Effects of Carbon Formation on Catalytic Performance for CO2 Reforming with Methane on Ni/Al2O3 Catalyst: Comparison of Fixed-Bed with Fluidized-Bed Reactors

Abstract

The amount of carbon formed and the H2/CO molar ratio for the carbon dioxide reforming (CDR) reaction with methane were investigated on Ni/Al2O3 catalyst using a laboratory-scale fixed-bed reactor and a bench-scale fluidized-bed reactor. A significant suppression of carbon deposition in the fluidized-bed reactor compared with the fixed-bed reactor can be mainly induced from different product gas flow patterns by the continuous circulation of catalysts in oxidizing and reducing regions.
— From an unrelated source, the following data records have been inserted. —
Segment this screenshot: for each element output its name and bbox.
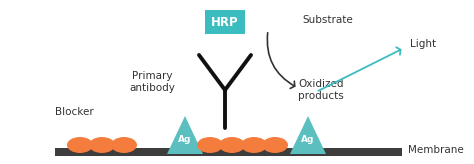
Text: Ag: Ag [178, 135, 191, 144]
Ellipse shape [262, 137, 288, 153]
Text: HRP: HRP [211, 16, 239, 29]
Ellipse shape [219, 137, 245, 153]
Polygon shape [167, 116, 203, 154]
Text: Light: Light [410, 39, 436, 49]
Text: Primary
antibody: Primary antibody [129, 71, 175, 93]
Bar [55, 148, 402, 156]
Ellipse shape [67, 137, 93, 153]
Polygon shape [290, 116, 326, 154]
Text: Ag: Ag [301, 135, 315, 144]
FancyBboxPatch shape [205, 10, 245, 34]
Text: Membrane: Membrane [408, 145, 464, 155]
Ellipse shape [197, 137, 223, 153]
Text: Oxidized
products: Oxidized products [298, 79, 344, 101]
Text: Blocker: Blocker [55, 107, 94, 117]
Ellipse shape [89, 137, 115, 153]
Ellipse shape [111, 137, 137, 153]
Text: Substrate: Substrate [302, 15, 353, 25]
Ellipse shape [241, 137, 267, 153]
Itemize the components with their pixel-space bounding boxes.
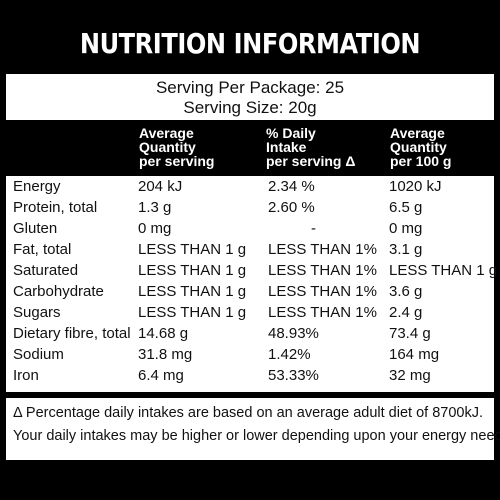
per-100g-value: 0 mg [389, 220, 423, 237]
footnote-box: Δ Percentage daily intakes are based on … [6, 398, 500, 460]
daily-intake-value: 53.33% [268, 367, 319, 384]
per-serving-value: LESS THAN 1 g [138, 241, 247, 258]
nutrient-table: Energy 204 kJ 2.34 % 1020 kJ Protein, to… [6, 176, 498, 392]
daily-intake-value: LESS THAN 1% [268, 241, 377, 258]
daily-intake-value: 2.34 % [268, 178, 315, 195]
panel-title: NUTRITION INFORMATION [79, 27, 421, 60]
per-100g-value: 3.1 g [389, 241, 423, 258]
header-daily-intake: % Daily Intake per serving Δ [266, 126, 391, 168]
footnote-line-1: Δ Percentage daily intakes are based on … [13, 405, 483, 421]
per-100g-value: 1020 kJ [389, 178, 442, 195]
per-serving-value: 14.68 g [138, 325, 189, 342]
serving-size: Serving Size: 20g [183, 98, 317, 117]
per-serving-value: 204 kJ [138, 178, 183, 195]
per-100g-value: 3.6 g [389, 283, 423, 300]
per-100g-value: 164 mg [389, 346, 440, 363]
footnote-line-2: Your daily intakes may be higher or lowe… [13, 428, 500, 444]
per-serving-value: 6.4 mg [138, 367, 184, 384]
serving-info: Serving Per Package: 25 Serving Size: 20… [6, 74, 494, 120]
daily-intake-value: - [311, 220, 316, 237]
header-text: Average [390, 125, 445, 141]
per-serving-value: LESS THAN 1 g [138, 283, 247, 300]
column-headers: Average Quantity per serving % Daily Int… [0, 124, 500, 174]
nutrient-name: Iron [13, 367, 39, 384]
table-row: Fat, total LESS THAN 1 g LESS THAN 1% 3.… [6, 239, 494, 260]
header-text: Intake [266, 139, 307, 155]
table-row: Sodium 31.8 mg 1.42% 164 mg [6, 344, 494, 365]
per-serving-value: LESS THAN 1 g [138, 262, 247, 279]
table-row: Saturated LESS THAN 1 g LESS THAN 1% LES… [6, 260, 498, 281]
table-row: Dietary fibre, total 14.68 g 48.93% 73.4… [6, 323, 494, 344]
daily-intake-value: 48.93% [268, 325, 319, 342]
nutrient-name: Sodium [13, 346, 64, 363]
table-row: Energy 204 kJ 2.34 % 1020 kJ [6, 176, 494, 197]
per-serving-value: 1.3 g [138, 199, 172, 216]
daily-intake-value: 2.60 % [268, 199, 315, 216]
per-serving-value: LESS THAN 1 g [138, 304, 247, 321]
per-100g-value: LESS THAN 1 g [389, 262, 498, 279]
nutrient-name: Saturated [13, 262, 79, 279]
daily-intake-value: LESS THAN 1% [268, 283, 377, 300]
per-100g-value: 6.5 g [389, 199, 423, 216]
nutrient-name: Carbohydrate [13, 283, 104, 300]
per-serving-value: 0 mg [138, 220, 172, 237]
daily-intake-value: LESS THAN 1% [268, 262, 377, 279]
header-text: Average [139, 125, 194, 141]
nutrient-name: Protein, total [13, 199, 98, 216]
header-text: Quantity [390, 139, 447, 155]
per-100g-value: 73.4 g [389, 325, 431, 342]
header-text: per serving [139, 153, 215, 169]
nutrient-name: Fat, total [13, 241, 72, 258]
per-serving-value: 31.8 mg [138, 346, 193, 363]
nutrient-name: Energy [13, 178, 61, 195]
header-text: per serving Δ [266, 153, 356, 169]
header-per-serving: Average Quantity per serving [139, 126, 264, 168]
daily-intake-value: 1.42% [268, 346, 311, 363]
daily-intake-value: LESS THAN 1% [268, 304, 377, 321]
nutrient-name: Dietary fibre, total [13, 325, 131, 342]
header-per-100g: Average Quantity per 100 g [390, 126, 500, 168]
per-100g-value: 32 mg [389, 367, 431, 384]
table-row: Iron 6.4 mg 53.33% 32 mg [6, 365, 494, 386]
table-row: Sugars LESS THAN 1 g LESS THAN 1% 2.4 g [6, 302, 494, 323]
header-text: % Daily [266, 125, 316, 141]
table-row: Carbohydrate LESS THAN 1 g LESS THAN 1% … [6, 281, 494, 302]
per-100g-value: 2.4 g [389, 304, 423, 321]
nutrient-name: Gluten [13, 220, 58, 237]
header-text: per 100 g [390, 153, 452, 169]
table-row: Protein, total 1.3 g 2.60 % 6.5 g [6, 197, 494, 218]
table-row: Gluten 0 mg - 0 mg [6, 218, 494, 239]
header-text: Quantity [139, 139, 196, 155]
nutrient-name: Sugars [13, 304, 61, 321]
servings-per-package: Serving Per Package: 25 [155, 78, 345, 97]
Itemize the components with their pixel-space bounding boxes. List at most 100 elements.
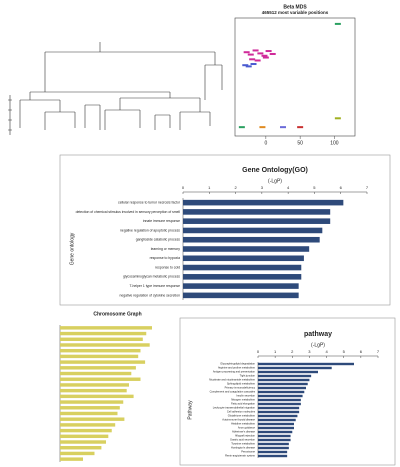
mds-frame bbox=[234, 17, 356, 137]
x-axis-label: (-LgP) bbox=[311, 342, 325, 348]
bar bbox=[258, 438, 291, 442]
point bbox=[250, 63, 257, 66]
y-tick-label: Histidine metabolism bbox=[231, 422, 255, 426]
bar bbox=[258, 398, 301, 402]
bar bbox=[60, 417, 125, 421]
point bbox=[245, 65, 252, 68]
bar bbox=[60, 446, 102, 450]
x-tick-label: 7 bbox=[366, 185, 369, 190]
point bbox=[243, 51, 250, 54]
bar bbox=[183, 246, 310, 252]
x-axis-label: (-LgP) bbox=[268, 178, 282, 184]
y-tick-label: Antigen processing and presentation bbox=[213, 370, 256, 374]
y-tick-label: learning or memory bbox=[151, 247, 181, 251]
bar bbox=[258, 426, 294, 430]
y-tick-label: Leukocyte transendothelial migration bbox=[213, 406, 256, 410]
point bbox=[254, 59, 261, 62]
x-tick-label: 100 bbox=[330, 140, 339, 146]
y-tick-label: Huntington's disease bbox=[231, 446, 256, 450]
bar bbox=[60, 411, 118, 416]
bar bbox=[60, 354, 139, 359]
y-tick-label: Peroxisome bbox=[241, 450, 255, 454]
bar bbox=[258, 450, 288, 454]
y-tick-label: Complement and coagulation cascades bbox=[210, 390, 256, 394]
bar bbox=[60, 360, 146, 364]
bar bbox=[60, 440, 106, 444]
bar bbox=[258, 430, 293, 434]
y-tick-label: innate immune response bbox=[143, 219, 180, 223]
point bbox=[257, 52, 264, 55]
bar bbox=[60, 326, 152, 330]
bar bbox=[258, 374, 312, 378]
y-tick-label: negative regulation of apoptotic process bbox=[120, 228, 180, 232]
bar bbox=[60, 400, 124, 404]
point bbox=[242, 64, 249, 67]
y-tick-label: T-helper 1 type immune response bbox=[129, 284, 180, 288]
chart-title: Gene Ontology(GO) bbox=[242, 167, 308, 174]
bar bbox=[60, 377, 141, 381]
x-tick-label: 5 bbox=[343, 349, 346, 354]
bar bbox=[60, 406, 120, 410]
x-tick-label: 0 bbox=[264, 140, 267, 146]
y-tick-label: ganglioside catabolic process bbox=[136, 238, 181, 242]
x-tick-label: 1 bbox=[208, 185, 211, 190]
bar bbox=[258, 446, 289, 450]
y-tick-label: Autoimmune thyroid disease bbox=[222, 418, 255, 422]
bar bbox=[258, 414, 298, 418]
y-tick-label: Nicotinate and nicotinamide metabolism bbox=[209, 378, 255, 382]
point bbox=[261, 54, 268, 57]
y-tick-label: Alzheimer's disease bbox=[232, 430, 256, 434]
chart-title: pathway bbox=[304, 331, 332, 338]
y-tick-label: cellular response to tumor necrosis fact… bbox=[118, 201, 181, 205]
bar bbox=[183, 199, 344, 206]
point bbox=[297, 126, 304, 129]
x-tick-label: 50 bbox=[297, 140, 303, 146]
point bbox=[280, 126, 286, 129]
y-tick-label: Sphingolipid metabolism bbox=[227, 382, 255, 386]
bar bbox=[60, 428, 112, 433]
y-tick-label: Cell adhesion molecules bbox=[227, 410, 256, 414]
bar bbox=[60, 331, 147, 336]
bar bbox=[258, 402, 301, 406]
pathway-frame bbox=[179, 317, 396, 466]
x-tick-label: 2 bbox=[291, 349, 294, 354]
bar bbox=[258, 406, 300, 410]
point bbox=[252, 49, 259, 52]
bar bbox=[183, 255, 304, 262]
bar bbox=[60, 423, 116, 427]
x-tick-label: 0 bbox=[257, 349, 260, 354]
point bbox=[265, 50, 272, 53]
bar bbox=[183, 218, 331, 224]
x-tick-label: 6 bbox=[340, 185, 343, 190]
bar bbox=[258, 394, 303, 398]
bar bbox=[60, 348, 141, 353]
bar bbox=[60, 434, 109, 439]
y-axis-label: Pathway bbox=[187, 400, 193, 420]
x-tick-label: 3 bbox=[308, 349, 311, 354]
bar bbox=[258, 454, 288, 458]
y-tick-label: Insulin secretion bbox=[236, 394, 255, 398]
chart-title: Beta MDS bbox=[283, 4, 307, 10]
y-tick-label: Tyrosine metabolism bbox=[231, 442, 255, 446]
point bbox=[259, 126, 266, 129]
point bbox=[269, 52, 276, 55]
x-tick-label: 7 bbox=[377, 349, 380, 354]
bar bbox=[183, 227, 323, 234]
dendrogram bbox=[8, 42, 223, 135]
bar bbox=[183, 209, 331, 215]
bar bbox=[183, 283, 299, 289]
bar bbox=[258, 418, 296, 422]
bar bbox=[60, 394, 134, 399]
bar bbox=[258, 442, 289, 446]
bar bbox=[258, 422, 294, 426]
bar bbox=[258, 362, 354, 366]
y-tick-label: Tight junction bbox=[240, 374, 256, 378]
point bbox=[262, 56, 269, 59]
point bbox=[238, 126, 245, 129]
y-tick-label: response to hypoxia bbox=[150, 256, 180, 260]
x-tick-label: 4 bbox=[325, 349, 328, 354]
bar bbox=[183, 274, 302, 280]
bar bbox=[60, 366, 136, 370]
point bbox=[334, 117, 341, 120]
This approach also enhances the gasification rate of deposited carbon in an expanded catalyst bed by increasing the amount of water adsorbed. The higher H2/CO ratio above 1.0 in the fluidized-bed reactor is also attributed to the enhanced gasification rate of deposited carbon precursors. The differences in the conversions of CH4 and CO2 and the H2/CO ratios in the two reactors are responsible for the different competitive rates of the reverse water–gas shift (RWGS) reaction, the Boudouard reaction, and the gasification of carbon precursors.